South Africa received the bulk of investment into Africa's ICT industry
South Africa received the bulk of investment into Africa's ICT industry
South Africa has come out ahead of its counterparts on the continent as the top destination for ICT investors based on the number of deals as well as the total amount of funding. The Disrupt Africa African Tech Startups Funding Report 2016 reveals that the country attracted the biggest share of investment followed by Nigeria, while Kenya and Egypt secured third and fourth place.
The latest report, the second one in as many years from Disrupt Africa, contains information on funding activity in eight African countries in total, as well as comparative analysis of the ecosystem in 2016 to the previous year.
"African tech startups raised funding in excess of US$129 million in 2016, with the number of startups securing funding up by 16.8 percent compared to the previous year," according to the report's findings.
Sector-specific research in the report also shows that the FinTech sector received the most funding across the continent while the agri-tech sector saw the biggest percentage growth compared to 2015.
Investment supports development goals
Ahead of the release of Disrupt Africa's report, Siyabonga Cwele, South Africa's Minister of Telecommunications and Postal Services told the country's parliament last week that investment by the ICT sector is helping the country to achieve development targets in the years leading up to 2030, as set down in its National Development Plan (NDP).
"What has been done towards NDP targets?
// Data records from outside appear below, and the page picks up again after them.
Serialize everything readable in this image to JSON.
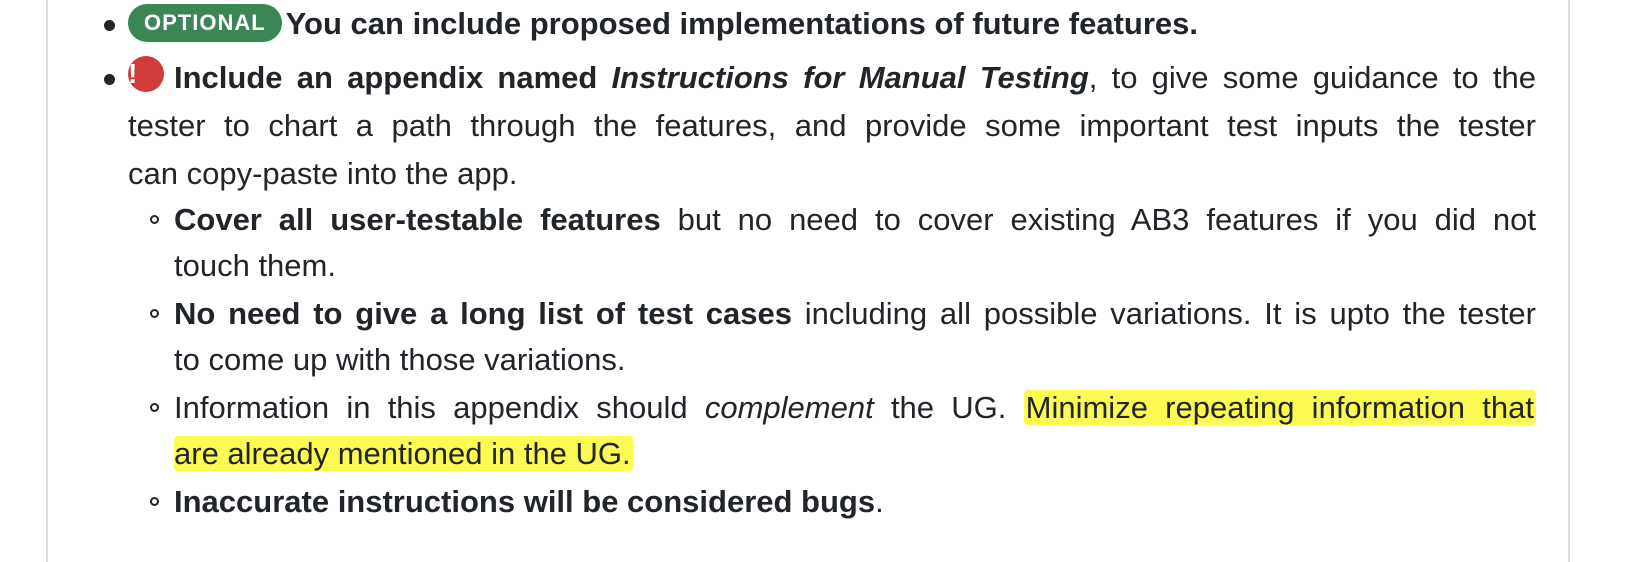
{
  "items": {
    "optional": {
      "badge": "OPTIONAL",
      "text": "You can include proposed implementations of future features."
    },
    "appendix": {
      "icon": "!",
      "bold_start": "Include an appendix named ",
      "bold_italic": "Instructions for Manual Testing",
      "rest_line1": ", to give some guidance to the",
      "line2": "tester to chart a path through the features, and provide some important test inputs the tester",
      "line3": "can copy-paste into the app."
    },
    "sub1": {
      "bold": "Cover all user-testable features",
      "rest_line1": " but no need to cover existing AB3 features if you did not",
      "line2": "touch them."
    },
    "sub2": {
      "bold": "No need to give a long list of test cases",
      "rest_line1": " including all possible variations. It is upto the tester",
      "line2": "to come up with those variations."
    },
    "sub3": {
      "text_start": "Information in this appendix should ",
      "italic": "complement",
      "text_mid": " the UG. ",
      "highlight_line1": "Minimize repeating information that",
      "highlight_line2": "are already mentioned in the UG."
    },
    "sub4": {
      "bold": "Inaccurate instructions will be considered bugs",
      "end": "."
    }
  },
  "colors": {
    "optional_badge": "#3c8656",
    "alert_icon": "#d13b3b",
    "highlight": "#fbfb51",
    "text": "#212529"
  }
}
The CSIR reports that in the last three years the ICT industry has invested R78 billion in infrastructure. The country has already started to see benefits of this accelerated investment, where the Network Readiness Index and usage improved. This, and other measures driven by our government, has helped to steadily push up the WEF Global Competitive Index from 56 in 2014 to 47 in 2016 out of 140 participating countries."
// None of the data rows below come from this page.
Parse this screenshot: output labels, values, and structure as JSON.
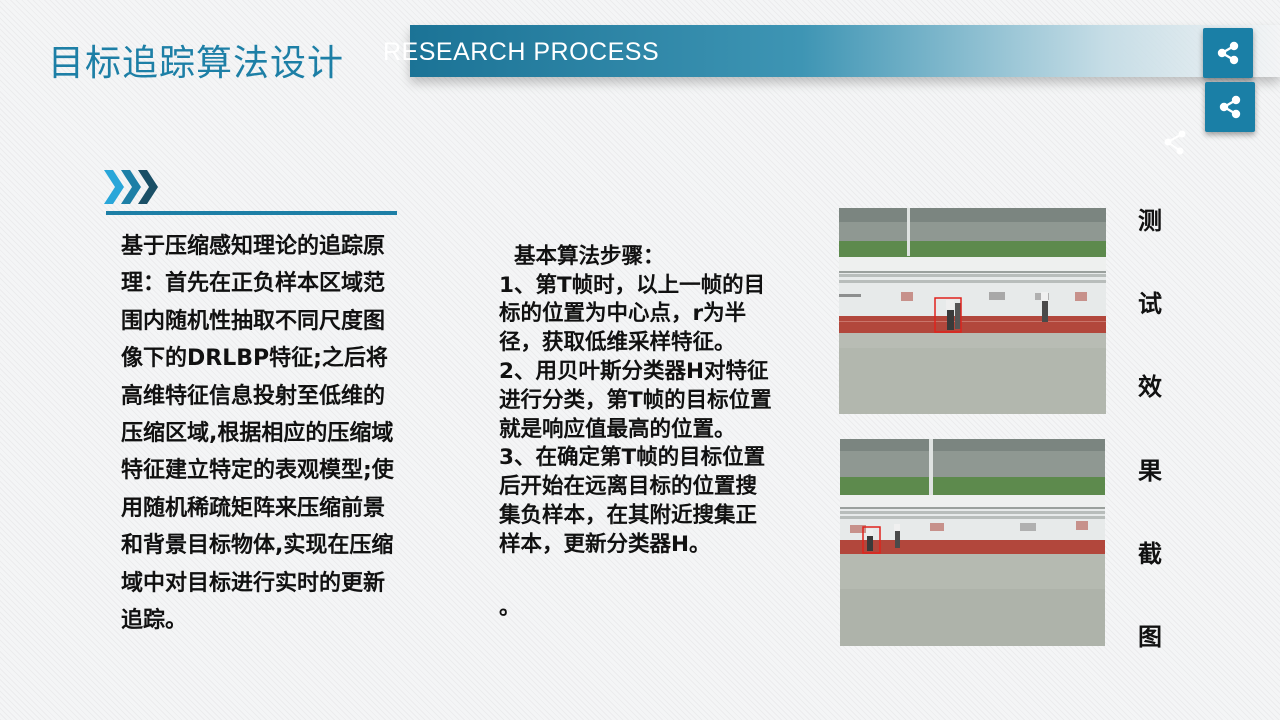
{
  "header": {
    "title": "目标追踪算法设计",
    "banner_text": "RESEARCH PROCESS"
  },
  "icons": {
    "share_primary": "share-icon",
    "share_secondary": "share-icon",
    "chevrons": "triple-chevron-right-icon"
  },
  "colors": {
    "accent": "#1d7fa6",
    "banner_dark": "#1b7396",
    "chevron_light": "#29a6d9",
    "tracking_box": "#e0231c"
  },
  "left_column": {
    "text": "基于压缩感知理论的追踪原理：首先在正负样本区域范围内随机性抽取不同尺度图像下的DRLBP特征;之后将高维特征信息投射至低维的压缩区域,根据相应的压缩域特征建立特定的表观模型;使用随机稀疏矩阵来压缩前景和背景目标物体,实现在压缩域中对目标进行实时的更新追踪。"
  },
  "middle_column": {
    "text": "基本算法步骤：\n1、第T帧时，以上一帧的目标的位置为中心点，r为半径，获取低维采样特征。\n2、用贝叶斯分类器H对特征进行分类，第T帧的目标位置就是响应值最高的位置。\n3、在确定第T帧的目标位置后开始在远离目标的位置搜集负样本，在其附近搜集正样本，更新分类器H。",
    "trailing_mark": "。"
  },
  "right_label": {
    "chars": [
      "测",
      "试",
      "效",
      "果",
      "截",
      "图"
    ]
  }
}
Cwele says the NDP calls for an urgent need to review policy to improve access through competition in services, fast-tracking of local loop unbundling; urgent availability of spectrum for next-generation services as well as the provision of low-cost high-speed internet bandwidth.
"By 2020 it calls for universal broadband penetration at minimum speeds of 2Mbps. Post 2020 it calls for multi-stakeholder collaboration in innovation, local content, multimedia as well as in software and applications development."